One nice thing about this is that the ValueTable datastructure would be
very simple, and moving all the methods to operate on a value table would
be straight-forward. If ValueTable was a simple class, then tblgen could
instantiate it (f.e.) and not populate it with any of the funny MVT's.

You mean like MVT::iAny? Those are still just simple enum values; they don't
live in the table.

Dan

Note that this change is logically independent of the rest of your change,
so you could do this on mainline, as a first step to getting the bigger
change in.

Ok, these are now created. The new opcodes aren't very general yet; currently
they're only suitable for pre-legalize use; they're only currently needed for
lowering CopyToReg and CopyFromReg. Once the rest of the pre-legalize vector
changes go in, these opcodes will loose the leading 'V' in their names, and
then it'll be easier to extend them to other purposes.

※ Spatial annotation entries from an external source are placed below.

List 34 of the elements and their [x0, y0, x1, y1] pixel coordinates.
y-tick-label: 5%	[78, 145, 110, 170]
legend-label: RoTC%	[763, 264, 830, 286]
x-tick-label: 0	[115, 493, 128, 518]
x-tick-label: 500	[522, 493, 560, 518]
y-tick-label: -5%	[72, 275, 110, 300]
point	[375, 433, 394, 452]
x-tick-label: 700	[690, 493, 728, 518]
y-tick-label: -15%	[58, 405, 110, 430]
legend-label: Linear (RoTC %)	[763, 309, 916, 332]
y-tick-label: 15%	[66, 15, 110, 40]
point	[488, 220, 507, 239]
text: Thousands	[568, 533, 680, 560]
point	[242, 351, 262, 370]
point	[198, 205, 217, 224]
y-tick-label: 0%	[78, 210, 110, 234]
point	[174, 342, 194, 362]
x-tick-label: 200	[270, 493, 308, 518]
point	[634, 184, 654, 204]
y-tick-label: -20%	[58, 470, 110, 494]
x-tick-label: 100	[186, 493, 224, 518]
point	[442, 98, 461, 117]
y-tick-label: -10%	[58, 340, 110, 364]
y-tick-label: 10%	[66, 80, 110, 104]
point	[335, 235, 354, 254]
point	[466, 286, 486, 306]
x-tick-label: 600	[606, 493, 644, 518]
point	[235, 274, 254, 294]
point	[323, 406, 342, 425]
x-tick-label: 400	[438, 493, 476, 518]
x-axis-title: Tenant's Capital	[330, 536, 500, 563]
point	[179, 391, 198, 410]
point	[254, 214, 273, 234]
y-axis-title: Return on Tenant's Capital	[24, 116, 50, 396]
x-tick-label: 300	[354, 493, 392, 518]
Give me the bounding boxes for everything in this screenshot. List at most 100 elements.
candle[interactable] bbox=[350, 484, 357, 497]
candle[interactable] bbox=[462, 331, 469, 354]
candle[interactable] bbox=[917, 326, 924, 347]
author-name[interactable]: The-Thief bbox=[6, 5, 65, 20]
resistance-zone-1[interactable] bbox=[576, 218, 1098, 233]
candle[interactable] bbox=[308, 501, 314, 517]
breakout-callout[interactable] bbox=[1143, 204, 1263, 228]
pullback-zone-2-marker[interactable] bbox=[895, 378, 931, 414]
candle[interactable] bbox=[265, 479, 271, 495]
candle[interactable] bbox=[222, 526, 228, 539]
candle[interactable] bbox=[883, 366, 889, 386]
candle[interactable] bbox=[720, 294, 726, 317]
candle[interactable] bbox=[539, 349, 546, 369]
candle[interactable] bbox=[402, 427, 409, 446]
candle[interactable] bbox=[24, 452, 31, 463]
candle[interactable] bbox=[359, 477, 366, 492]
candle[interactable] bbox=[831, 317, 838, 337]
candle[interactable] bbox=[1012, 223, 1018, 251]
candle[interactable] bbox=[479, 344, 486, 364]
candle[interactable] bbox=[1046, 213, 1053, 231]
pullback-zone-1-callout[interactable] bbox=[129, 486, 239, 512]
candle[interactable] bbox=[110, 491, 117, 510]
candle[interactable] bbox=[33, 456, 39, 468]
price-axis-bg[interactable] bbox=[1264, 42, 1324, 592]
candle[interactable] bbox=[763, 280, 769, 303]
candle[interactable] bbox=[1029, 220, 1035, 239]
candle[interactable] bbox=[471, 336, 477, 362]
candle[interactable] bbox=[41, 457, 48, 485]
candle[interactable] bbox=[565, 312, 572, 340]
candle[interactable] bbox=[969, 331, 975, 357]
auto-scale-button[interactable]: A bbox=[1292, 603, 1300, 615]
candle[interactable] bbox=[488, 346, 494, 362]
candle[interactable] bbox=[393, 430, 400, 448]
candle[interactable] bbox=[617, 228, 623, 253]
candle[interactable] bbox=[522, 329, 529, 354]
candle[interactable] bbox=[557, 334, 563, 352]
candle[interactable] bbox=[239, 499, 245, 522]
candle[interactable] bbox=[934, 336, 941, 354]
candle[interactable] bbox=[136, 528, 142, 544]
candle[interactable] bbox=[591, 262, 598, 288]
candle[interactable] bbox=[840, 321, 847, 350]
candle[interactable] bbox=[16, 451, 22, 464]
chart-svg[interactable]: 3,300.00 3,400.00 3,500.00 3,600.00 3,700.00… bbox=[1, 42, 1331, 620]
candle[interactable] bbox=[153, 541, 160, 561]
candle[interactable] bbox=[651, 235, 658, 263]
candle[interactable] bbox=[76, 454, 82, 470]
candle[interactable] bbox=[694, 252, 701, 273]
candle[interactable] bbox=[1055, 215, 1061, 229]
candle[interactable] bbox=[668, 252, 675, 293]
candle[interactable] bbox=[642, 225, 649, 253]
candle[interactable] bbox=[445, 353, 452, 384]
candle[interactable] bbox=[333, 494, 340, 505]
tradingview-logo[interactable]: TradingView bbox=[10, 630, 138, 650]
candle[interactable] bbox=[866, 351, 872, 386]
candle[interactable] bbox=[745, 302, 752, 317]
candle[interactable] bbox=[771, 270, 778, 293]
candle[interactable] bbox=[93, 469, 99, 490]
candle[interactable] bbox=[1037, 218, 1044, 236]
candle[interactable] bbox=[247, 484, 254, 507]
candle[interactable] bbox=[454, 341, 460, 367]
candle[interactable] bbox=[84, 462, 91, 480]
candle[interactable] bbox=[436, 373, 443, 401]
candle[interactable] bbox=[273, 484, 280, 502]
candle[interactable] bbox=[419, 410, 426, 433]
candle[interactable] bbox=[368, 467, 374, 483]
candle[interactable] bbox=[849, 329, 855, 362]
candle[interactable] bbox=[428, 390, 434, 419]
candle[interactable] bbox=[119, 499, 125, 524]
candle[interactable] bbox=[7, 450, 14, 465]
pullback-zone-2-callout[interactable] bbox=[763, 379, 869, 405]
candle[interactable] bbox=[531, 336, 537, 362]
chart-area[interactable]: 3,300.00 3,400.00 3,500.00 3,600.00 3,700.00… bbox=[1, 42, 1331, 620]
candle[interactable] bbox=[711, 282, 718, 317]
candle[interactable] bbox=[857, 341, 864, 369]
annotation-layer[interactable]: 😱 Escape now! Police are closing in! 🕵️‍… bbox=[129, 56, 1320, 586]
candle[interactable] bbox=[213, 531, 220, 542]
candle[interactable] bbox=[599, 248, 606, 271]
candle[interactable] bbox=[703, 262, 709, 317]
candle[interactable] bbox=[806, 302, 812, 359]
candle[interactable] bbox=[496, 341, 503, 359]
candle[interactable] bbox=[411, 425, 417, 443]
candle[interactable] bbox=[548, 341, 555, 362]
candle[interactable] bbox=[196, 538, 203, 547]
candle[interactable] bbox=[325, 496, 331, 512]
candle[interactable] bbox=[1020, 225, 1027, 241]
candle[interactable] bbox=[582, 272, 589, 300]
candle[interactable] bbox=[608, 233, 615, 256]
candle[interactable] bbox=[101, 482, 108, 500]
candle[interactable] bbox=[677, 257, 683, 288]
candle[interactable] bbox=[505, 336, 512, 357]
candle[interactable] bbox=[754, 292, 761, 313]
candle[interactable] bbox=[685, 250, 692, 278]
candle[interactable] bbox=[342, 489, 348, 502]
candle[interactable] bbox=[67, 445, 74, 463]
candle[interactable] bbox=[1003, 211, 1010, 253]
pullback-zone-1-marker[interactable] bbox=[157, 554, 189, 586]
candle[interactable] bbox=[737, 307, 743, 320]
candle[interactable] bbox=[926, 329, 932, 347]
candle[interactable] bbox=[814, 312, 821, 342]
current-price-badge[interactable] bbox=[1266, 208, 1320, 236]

Very nice, the patches look very clean and one more hack is dead :slight_smile:

The problem with this approach is that it makes it much harder to codegen
two different functions in parallel on different threads. This isn't
something we do today, but is something we want to do eventually.
Requiring synchronization in such a critical datastructure would be
badness...

The badness could be mitigated somewhat with readers-writer locks, because
the common case for this table would be that it would get a few entries added
to it right away and then see very few updates, if any, for the rest of its
lifetime.

True, but you still have cache lines bouncing around between processors :). It's just much better to completely eliminate sharing when possible, particularly when the data structures are logically separate.

I'll take another look at eliminating the static table though.

Thanks. If it gets too nasty, I can be convinced, but it would be very nice to keep these separated.

That said, I don't know just how horrible the impact is on the code.
Maybe there is another way? Maybe the value table should be a first class
datastructure that SelectionDAG contains. This would let you do things
like:

SD.getValueTable().getNumVectorElements(VT)

but it would also allow clients to grab a reference to the valuetable and
call into it directly if more convenient. Would this help at all?

Not really. The problem I saw was clients that don't have the SelectionDAG
passed into them. Passing around handles to this new kind of object everywhere
wouldn't be any easier than passing around handles to the DAG itself.

Ok.

One nice thing about this is that the ValueTable datastructure would be
very simple, and moving all the methods to operate on a value table would
be straight-forward. If ValueTable was a simple class, then tblgen could
instantiate it (f.e.) and not populate it with any of the funny MVT's.

You mean like MVT::iAny? Those are still just simple enum values; they don't
live in the table.

I just mean that *all* MVT related functions could turn into methods on the valuetable for consistency. Right now we have this weird dichotomy between the MVTs that tblgen uses and the MVTs that the codegen stuff uses. tblgen can only use a subset of the functions, it would be nice to eliminate that, but not very important in the grand scheme of things.

-Chris